Yesterday, shrugging-and-blinking actress Anne Hathaway posted a picture of herself in a bikini with her pregnant belly showing. From the state-fair-beauty-queen pose to the big dumb waves crashing in the background, this photo of Anne Hathaway’s “baby bump” makes me as upset as a starving little French person in 1815.
I really hate pregnant bellies. I know this is unpopular and it’s not a pregnant woman’s fault that her belly button looks like a disgusting, stretched out shrapnel scar in the middle of her nauseatingly firm sack of fluid and alien body parts, but I can’t help it. Seeing a pregnant belly makes me feel like tragic, pale Cosette, barefoot and dragging my rags around the streets of Montfermeil. This is literally how I feel.

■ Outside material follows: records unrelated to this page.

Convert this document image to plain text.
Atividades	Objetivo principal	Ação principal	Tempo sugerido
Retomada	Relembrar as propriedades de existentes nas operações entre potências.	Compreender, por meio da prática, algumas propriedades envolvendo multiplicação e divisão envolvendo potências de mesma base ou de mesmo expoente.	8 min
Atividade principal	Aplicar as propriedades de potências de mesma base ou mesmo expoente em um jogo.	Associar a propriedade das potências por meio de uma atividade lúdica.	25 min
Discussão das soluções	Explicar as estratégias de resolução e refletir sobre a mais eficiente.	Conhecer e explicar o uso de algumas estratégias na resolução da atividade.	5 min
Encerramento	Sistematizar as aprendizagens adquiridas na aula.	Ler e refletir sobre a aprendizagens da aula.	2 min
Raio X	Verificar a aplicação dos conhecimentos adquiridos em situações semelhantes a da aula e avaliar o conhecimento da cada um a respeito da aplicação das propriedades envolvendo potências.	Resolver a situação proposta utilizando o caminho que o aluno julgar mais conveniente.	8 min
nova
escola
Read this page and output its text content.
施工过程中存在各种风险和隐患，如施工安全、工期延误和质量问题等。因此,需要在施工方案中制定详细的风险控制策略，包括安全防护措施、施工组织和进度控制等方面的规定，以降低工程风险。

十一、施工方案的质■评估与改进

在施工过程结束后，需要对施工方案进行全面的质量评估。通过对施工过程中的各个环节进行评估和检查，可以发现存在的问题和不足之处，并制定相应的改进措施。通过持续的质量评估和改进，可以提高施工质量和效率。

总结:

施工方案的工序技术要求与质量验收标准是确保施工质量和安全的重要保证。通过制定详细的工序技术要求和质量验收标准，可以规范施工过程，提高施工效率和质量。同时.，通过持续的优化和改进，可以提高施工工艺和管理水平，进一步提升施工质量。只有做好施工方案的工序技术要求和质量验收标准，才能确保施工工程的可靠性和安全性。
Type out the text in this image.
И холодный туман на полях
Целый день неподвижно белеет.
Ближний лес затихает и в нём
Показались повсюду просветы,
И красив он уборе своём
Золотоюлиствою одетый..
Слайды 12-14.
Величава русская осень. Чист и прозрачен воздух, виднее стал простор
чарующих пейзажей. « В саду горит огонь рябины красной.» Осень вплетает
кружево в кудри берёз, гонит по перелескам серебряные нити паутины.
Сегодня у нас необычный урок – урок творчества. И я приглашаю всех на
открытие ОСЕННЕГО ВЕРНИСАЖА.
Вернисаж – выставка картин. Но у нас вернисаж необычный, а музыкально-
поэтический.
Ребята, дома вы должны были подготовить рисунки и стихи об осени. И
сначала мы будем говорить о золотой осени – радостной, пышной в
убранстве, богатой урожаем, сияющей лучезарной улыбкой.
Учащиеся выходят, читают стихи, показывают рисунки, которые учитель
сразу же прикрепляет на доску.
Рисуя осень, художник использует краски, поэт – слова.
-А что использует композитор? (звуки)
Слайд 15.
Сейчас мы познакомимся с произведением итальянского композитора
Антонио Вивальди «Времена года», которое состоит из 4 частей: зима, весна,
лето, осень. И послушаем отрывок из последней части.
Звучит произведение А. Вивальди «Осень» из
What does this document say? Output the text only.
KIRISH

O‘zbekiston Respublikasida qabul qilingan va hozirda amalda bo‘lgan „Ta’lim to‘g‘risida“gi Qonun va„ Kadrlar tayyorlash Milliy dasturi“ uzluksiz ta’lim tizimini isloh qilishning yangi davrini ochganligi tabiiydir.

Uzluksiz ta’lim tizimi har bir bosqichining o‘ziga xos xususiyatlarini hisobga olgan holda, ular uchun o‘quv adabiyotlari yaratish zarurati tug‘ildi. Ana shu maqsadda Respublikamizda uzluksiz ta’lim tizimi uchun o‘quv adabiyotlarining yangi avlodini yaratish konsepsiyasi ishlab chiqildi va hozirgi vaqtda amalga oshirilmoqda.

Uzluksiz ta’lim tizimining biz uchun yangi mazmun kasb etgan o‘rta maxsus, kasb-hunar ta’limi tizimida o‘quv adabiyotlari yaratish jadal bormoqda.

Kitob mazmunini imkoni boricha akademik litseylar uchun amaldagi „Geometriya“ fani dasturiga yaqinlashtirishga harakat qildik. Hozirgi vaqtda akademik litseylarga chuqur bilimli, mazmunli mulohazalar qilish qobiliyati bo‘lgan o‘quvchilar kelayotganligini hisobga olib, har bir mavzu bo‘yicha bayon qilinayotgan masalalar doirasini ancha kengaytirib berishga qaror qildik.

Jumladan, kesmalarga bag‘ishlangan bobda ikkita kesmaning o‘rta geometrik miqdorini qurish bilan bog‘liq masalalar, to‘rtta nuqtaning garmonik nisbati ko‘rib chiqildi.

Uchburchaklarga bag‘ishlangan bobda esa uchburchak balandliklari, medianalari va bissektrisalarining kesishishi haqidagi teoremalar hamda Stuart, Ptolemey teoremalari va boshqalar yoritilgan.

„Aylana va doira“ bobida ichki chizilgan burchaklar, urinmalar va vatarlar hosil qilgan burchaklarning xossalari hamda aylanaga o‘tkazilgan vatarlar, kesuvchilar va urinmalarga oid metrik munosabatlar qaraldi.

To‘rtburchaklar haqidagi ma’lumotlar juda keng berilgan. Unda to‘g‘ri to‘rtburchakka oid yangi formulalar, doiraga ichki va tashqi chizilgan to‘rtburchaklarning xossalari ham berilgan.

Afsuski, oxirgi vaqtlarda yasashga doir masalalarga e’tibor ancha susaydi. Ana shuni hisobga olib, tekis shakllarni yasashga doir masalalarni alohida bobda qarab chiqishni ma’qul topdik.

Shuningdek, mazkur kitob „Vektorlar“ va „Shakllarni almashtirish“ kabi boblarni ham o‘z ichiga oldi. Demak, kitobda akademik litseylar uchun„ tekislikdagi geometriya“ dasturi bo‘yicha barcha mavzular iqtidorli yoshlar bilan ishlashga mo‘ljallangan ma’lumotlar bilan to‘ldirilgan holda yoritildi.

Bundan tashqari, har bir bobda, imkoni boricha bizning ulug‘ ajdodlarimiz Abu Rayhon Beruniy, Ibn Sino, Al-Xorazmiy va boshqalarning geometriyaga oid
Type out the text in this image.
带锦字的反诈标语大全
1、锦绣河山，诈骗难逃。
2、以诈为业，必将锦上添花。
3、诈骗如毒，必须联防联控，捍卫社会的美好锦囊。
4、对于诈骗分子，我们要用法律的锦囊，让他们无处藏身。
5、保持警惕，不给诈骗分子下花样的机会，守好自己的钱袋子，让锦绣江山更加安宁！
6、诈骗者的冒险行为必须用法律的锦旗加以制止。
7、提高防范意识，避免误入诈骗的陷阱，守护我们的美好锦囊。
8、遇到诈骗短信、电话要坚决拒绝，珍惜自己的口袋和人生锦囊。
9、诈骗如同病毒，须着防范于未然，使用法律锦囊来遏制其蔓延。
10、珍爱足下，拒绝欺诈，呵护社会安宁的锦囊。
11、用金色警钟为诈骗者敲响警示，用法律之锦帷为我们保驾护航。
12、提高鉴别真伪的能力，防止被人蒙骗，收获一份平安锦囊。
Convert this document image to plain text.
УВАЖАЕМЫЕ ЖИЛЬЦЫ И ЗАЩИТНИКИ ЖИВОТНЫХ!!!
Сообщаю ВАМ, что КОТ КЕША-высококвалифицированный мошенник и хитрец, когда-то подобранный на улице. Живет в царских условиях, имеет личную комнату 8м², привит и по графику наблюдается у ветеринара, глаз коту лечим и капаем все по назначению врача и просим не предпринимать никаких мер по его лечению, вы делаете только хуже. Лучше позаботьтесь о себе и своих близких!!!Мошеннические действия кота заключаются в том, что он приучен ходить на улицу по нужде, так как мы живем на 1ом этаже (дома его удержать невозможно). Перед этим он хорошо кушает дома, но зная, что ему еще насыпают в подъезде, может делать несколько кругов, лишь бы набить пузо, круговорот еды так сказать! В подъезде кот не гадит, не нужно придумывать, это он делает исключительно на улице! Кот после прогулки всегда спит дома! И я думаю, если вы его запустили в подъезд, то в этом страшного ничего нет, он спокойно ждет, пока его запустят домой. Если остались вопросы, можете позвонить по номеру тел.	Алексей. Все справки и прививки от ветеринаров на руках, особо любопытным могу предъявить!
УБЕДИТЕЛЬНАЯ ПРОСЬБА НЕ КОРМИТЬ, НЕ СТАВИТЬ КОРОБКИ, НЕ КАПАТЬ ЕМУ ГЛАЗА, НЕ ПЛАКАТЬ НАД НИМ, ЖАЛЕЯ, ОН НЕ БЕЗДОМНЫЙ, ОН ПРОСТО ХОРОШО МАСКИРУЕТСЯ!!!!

Why does Anne Hathaway have to stand like such an asshole in this picture? Up on her stupid toes and her knee all bent like a mudflap girl? Why is she presenting her mound packed with extra veins and blood like it’s a beautiful meal anyone wants to eat?? Why is Jean Valjean thrown in prison for stealing a loaf of bread to feed a starving child??? I don’t know the answers to either of these questions but I know one could fill two acts and 50 musical numbers trying at very least to understand them.
Oh you’re at the beach in December, Anne Hathaway? Good for you. You’re a real master of the house. Keeper of the zoo. Dabby-dabby-dabby-dabby do-do-do.
Also, this is not brave. Instagramming a filtered picture of your pregnant belly has now been done approximately 4,000 times. A celebrity showing us her pregnant belly is about as surprising as the refrain in “One Day More.” By the time they’ve sung it for the millionth time, it makes you as nauseous as an abused factory worker.
Yeah, I intentionally didn’t mention Fantine.